被《查拉圖斯特拉如是說》靈感啟示擊中的那夜,劇院舞臺鋼琴前的創作。
夜鶯小姐和露娜小姑娘還在身旁小憩,抬頭所見,是廳頂孔隙翩然降落的冰藍星光。
雙簧管執著地強調著三度滑音,管絃樂隊的緩奏背景,則在範寧的控制下如磨盤般稠密地旋轉。
將一切拖入無法得見其底的深淵。
黑暗中,傳來一聲聲永恆的警示與嘆息。
“賓——邦——賓——邦——”
下一刻,晨鐘如期鳴響。
第五樂章,“天使告訴我”。
童聲合唱團席位,孩子唱出模仿鐘聲的反覆音型,大管與低音單簧管以活潑的附點節奏形成對位。
“三位天使唱起一支甜美的歌,多麼歡樂的歌聲響徹天國,
她們盡情地歡呼,因為東主與賓客已贖罪得救......”
精彩,實在太精彩了。
不愧是這幾年名氣如日中天的舍勒。
在南國遭受重創衰落後,還能和北大陸、西大陸分庭抗禮的舍勒。
廣場上的坐席中幾乎聚集了世界各地最頂級的媒體和樂評人,當這部交響曲發展逐漸進入後期階段後,所有人都是能明顯且深刻的感受到,一個時期的真正頂級天才所寫出的頂級作品,聽起來是什麼感覺!
這種感覺就是,極強的鮮明辨識度、引入入勝的神秘主義體驗、超越地域和歷史的範疇、完美的形式邏輯與音樂技法的典範......與之相比,一般的“大師之作”甚至變得有些平庸了起來!
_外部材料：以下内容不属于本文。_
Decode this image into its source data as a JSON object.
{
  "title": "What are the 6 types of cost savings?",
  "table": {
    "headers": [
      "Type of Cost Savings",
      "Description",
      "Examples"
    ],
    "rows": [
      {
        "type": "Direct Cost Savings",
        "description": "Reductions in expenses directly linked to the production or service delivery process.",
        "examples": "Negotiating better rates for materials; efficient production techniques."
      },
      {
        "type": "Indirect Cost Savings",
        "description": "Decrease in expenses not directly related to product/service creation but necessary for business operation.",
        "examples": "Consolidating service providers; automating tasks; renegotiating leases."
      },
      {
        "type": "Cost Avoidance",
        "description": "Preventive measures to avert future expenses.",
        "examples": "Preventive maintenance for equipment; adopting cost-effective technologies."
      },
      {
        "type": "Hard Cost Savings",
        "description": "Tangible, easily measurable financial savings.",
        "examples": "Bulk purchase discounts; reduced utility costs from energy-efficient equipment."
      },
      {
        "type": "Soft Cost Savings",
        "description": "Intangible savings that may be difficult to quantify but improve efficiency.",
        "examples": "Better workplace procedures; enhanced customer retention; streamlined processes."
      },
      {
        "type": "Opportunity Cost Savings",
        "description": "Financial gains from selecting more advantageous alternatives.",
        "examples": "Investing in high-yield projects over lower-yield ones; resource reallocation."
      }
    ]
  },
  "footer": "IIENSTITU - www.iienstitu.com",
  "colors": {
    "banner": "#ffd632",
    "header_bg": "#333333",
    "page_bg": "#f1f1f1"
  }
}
據說舍勒不久前復出的時候,好像和當局鬧了些不愉快的事情?
不然的話,有沒有可能籌委會會把它的排期更往晚放一點,而非中午?
也有人聽到過一些風聲,此時不免揣測。
但一時間也無法揣測清楚當局的用意,因為,最近的“風聲”實在有點多,遠不止這一道,不然氣氛也不會這麼微妙......
眾人心思閃念之間,短篇幅的合唱已經結束,作品來到第六樂章。
“愛告訴我”,莊嚴的柔板,自由的迴旋曲式。
廣場上的時間凝滯成緩慢流動的風,範寧閉上眼睛,往事歷歷在目,實在難以忘卻。
絃樂組在他的指示下,綻出一條完美交織的和聲絲帶,莊嚴而靜謐的D大調愛之主題,自小提琴聲部流淌而出。
整部作品的隱喻義在聽眾心中徹底被揭示,對大自然的謳歌不過是《夏日正午之夢》的一個幌子,一個藉此寫作的機會而已。
真正所蘊含的奧秘,是描述世界從空無的混沌起始,先經過從無到有的衍化與紛爭,又從低階的植物變為高階的動物和更高階的人類,最終昇華為天使和愛的啟示的過程!
管樂組的小調織體加入,表現迴旋曲中的插部,音樂形成三個深沉而渴慕的情緒低谷。
它們一次比一次黯淡沉重,將愛之主題隔開。
但在每一次逐步加強的和聲與旋律擴張中,所攀登的主題再現的高峰,也一次比一次要明朗輝煌!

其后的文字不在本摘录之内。